"Di balik hutan berkabut dan sungai dingin, Uqail menemukan bahwa cahaya paling terang bukan berasal dari matahari, tapi dari tekad yang tumbuh dalam dirinya sendiri."
Langit belum punya warna. Bahkan angin pun belum punya suara. Tapi di dalam sebuah gubuk kecil yang dibangun dari kayu tua dan harapan yang tak kunjung penuh, seorang anak duduk mengikat tali sepatunya yang tinggal setengah nyawa.
Namanya Uqail. Umurnya sepuluh. Tapi napasnya kadang seperti milik orang dewasa yang tahu betul, hidup ini bukan soal manja.
Ibunya duduk di dekat tungku. Api tak lagi menyala. Hanya bara. Cukup untuk menyalakan keheningan pagi yang belum jadi pagi sepenuhnya. Dari lantai tanah, dingin merayap ke lutut. Tapi tak ada yang mengeluh. Mereka sudah biasa ditemani udara yang tak bisa dibayar.
Ibu tak banyak bicara. Ia hanya mengambil roti jagung dari loyang seng yang penyok di pinggir dapur, membungkusnya dengan kain lusuh, dan memasukkannya ke dalam tas butut milik Uqail. Sebotol air menyusul.
"Ini...," katanya pelan. Bukan kalimat. Hanya potongan harapan yang disisipkan ke dalam saku kain.
Uqail mengangguk. Sepatunya—yang kiri sudah bolong, yang kanan tinggal sol—dipakainya seperti biasa. Tidak ada sepatu baru. Tidak ada bekal lebih. Tapi selalu ada langkah, dan langkah itu akan dimulai hari ini lagi.

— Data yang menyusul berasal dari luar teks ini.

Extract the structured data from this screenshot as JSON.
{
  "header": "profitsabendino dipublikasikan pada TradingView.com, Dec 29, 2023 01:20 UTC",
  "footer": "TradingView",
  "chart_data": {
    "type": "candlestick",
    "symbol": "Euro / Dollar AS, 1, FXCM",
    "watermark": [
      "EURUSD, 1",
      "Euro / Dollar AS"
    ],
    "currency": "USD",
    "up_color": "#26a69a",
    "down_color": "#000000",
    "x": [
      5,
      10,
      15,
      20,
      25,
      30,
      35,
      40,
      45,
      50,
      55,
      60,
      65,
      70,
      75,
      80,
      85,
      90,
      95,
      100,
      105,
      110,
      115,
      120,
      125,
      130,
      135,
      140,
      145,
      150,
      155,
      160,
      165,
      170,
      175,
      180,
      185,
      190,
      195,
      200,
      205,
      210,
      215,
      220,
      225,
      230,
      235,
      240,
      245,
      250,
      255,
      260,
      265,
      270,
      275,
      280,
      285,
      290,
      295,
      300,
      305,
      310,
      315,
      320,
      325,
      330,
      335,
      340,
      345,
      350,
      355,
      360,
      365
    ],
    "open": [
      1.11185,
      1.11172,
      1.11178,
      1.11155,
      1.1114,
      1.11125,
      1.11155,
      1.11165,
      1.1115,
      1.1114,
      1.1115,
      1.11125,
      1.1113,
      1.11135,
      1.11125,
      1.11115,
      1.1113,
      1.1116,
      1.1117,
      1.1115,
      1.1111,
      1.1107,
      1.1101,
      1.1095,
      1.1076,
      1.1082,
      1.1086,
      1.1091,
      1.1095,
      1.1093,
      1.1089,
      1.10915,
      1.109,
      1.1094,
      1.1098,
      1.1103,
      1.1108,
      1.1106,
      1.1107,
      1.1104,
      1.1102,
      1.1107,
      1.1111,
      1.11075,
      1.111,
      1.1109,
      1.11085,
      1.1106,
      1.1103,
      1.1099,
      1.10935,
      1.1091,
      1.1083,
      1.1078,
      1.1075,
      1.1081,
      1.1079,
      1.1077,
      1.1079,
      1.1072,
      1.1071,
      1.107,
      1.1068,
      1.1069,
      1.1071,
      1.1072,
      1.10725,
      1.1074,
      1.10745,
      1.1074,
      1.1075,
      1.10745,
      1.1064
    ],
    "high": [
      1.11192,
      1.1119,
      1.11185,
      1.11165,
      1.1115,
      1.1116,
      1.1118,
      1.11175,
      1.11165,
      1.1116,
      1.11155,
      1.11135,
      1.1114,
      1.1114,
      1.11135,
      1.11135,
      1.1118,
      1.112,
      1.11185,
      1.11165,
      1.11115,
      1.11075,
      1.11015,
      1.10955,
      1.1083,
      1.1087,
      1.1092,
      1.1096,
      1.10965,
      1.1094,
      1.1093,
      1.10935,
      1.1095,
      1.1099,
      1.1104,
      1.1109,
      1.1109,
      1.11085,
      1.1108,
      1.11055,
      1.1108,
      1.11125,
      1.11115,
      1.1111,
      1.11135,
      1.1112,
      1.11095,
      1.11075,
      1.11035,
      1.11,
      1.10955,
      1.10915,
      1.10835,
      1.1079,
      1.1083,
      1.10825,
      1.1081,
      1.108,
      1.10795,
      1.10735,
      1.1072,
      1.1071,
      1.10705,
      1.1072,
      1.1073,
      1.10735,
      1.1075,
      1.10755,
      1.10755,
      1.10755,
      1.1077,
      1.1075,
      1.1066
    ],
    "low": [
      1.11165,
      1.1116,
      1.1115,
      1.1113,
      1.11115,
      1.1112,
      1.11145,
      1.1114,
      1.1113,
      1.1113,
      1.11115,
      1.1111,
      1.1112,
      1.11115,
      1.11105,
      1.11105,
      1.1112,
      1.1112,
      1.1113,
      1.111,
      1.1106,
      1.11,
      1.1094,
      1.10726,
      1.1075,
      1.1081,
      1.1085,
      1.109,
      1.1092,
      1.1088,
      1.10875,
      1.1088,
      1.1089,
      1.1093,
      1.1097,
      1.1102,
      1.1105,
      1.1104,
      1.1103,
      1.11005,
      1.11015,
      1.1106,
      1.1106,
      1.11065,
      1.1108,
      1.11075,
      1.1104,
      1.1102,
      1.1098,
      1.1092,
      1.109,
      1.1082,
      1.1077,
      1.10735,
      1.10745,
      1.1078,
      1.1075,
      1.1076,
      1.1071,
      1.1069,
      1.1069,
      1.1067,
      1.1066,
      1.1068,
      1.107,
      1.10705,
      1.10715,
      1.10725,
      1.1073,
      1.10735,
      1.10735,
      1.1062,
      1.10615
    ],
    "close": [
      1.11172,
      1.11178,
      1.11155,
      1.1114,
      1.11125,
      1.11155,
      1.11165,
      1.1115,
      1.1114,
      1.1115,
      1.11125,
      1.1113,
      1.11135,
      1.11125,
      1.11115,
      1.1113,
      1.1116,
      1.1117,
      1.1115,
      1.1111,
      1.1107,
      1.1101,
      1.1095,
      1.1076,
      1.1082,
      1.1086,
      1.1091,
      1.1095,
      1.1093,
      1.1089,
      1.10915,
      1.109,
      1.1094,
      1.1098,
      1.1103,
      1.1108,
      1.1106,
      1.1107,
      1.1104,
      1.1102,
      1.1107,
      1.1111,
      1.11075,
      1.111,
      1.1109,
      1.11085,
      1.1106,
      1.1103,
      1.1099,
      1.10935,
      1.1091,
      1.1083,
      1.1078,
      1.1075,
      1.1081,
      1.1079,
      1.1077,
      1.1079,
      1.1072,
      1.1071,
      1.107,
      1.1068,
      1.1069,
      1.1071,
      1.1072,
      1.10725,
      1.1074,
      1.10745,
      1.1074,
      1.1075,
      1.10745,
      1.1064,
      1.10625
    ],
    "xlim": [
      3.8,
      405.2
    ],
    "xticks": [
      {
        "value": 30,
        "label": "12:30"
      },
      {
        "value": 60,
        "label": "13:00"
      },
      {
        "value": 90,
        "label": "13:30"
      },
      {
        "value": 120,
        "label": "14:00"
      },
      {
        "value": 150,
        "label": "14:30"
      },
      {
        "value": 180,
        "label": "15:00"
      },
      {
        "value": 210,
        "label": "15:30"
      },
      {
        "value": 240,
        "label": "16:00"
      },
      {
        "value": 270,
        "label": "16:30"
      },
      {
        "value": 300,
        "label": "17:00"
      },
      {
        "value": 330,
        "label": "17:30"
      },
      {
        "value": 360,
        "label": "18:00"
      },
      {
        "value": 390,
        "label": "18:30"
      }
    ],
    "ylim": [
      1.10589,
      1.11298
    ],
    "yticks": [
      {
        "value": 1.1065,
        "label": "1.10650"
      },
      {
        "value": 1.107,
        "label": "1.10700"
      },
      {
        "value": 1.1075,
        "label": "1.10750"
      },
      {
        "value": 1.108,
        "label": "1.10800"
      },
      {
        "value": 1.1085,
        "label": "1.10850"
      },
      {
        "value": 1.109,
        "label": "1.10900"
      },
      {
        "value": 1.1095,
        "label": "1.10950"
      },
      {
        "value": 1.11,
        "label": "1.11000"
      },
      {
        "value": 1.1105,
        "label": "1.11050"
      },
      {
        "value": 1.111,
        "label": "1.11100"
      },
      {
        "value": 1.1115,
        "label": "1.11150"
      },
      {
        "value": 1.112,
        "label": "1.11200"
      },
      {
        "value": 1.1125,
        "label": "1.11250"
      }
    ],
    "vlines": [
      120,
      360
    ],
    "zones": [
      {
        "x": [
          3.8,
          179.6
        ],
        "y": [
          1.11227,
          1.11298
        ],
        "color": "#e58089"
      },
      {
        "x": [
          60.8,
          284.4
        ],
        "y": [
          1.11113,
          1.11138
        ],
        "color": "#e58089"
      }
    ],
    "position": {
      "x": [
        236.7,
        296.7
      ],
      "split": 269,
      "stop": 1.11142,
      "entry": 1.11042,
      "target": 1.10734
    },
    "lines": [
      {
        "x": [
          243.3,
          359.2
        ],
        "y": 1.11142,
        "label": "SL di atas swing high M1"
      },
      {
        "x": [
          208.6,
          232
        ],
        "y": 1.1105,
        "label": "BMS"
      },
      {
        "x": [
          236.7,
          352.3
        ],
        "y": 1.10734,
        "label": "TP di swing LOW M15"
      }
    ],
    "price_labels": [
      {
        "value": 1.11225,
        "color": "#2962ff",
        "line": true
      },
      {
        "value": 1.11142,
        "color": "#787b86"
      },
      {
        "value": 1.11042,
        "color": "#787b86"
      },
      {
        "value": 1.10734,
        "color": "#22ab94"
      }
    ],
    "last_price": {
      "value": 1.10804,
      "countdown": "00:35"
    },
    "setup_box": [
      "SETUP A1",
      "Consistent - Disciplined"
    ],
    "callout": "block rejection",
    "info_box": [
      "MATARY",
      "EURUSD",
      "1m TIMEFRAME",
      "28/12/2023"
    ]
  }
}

Ayah sudah pergi sejak tadi. Mungkin jam tiga, mungkin lebih dini. Kadang Uqail tak yakin apakah ayahnya benar-benar tidur di rumah malam sebelumnya, atau hanya mampir seperti embun yang datang lalu menghilang begitu matahari memanggil.
Ayam-ayam belum berkokok. Langit masih diam. Jam dinding yang menggantung miring menunjukkan angka yang tak pasti. Tapi Uqail tahu, sudah waktunya.
Ia memanggul tas. Beratnya bukan karena buku, tapi karena perjalanan yang belum dijalani.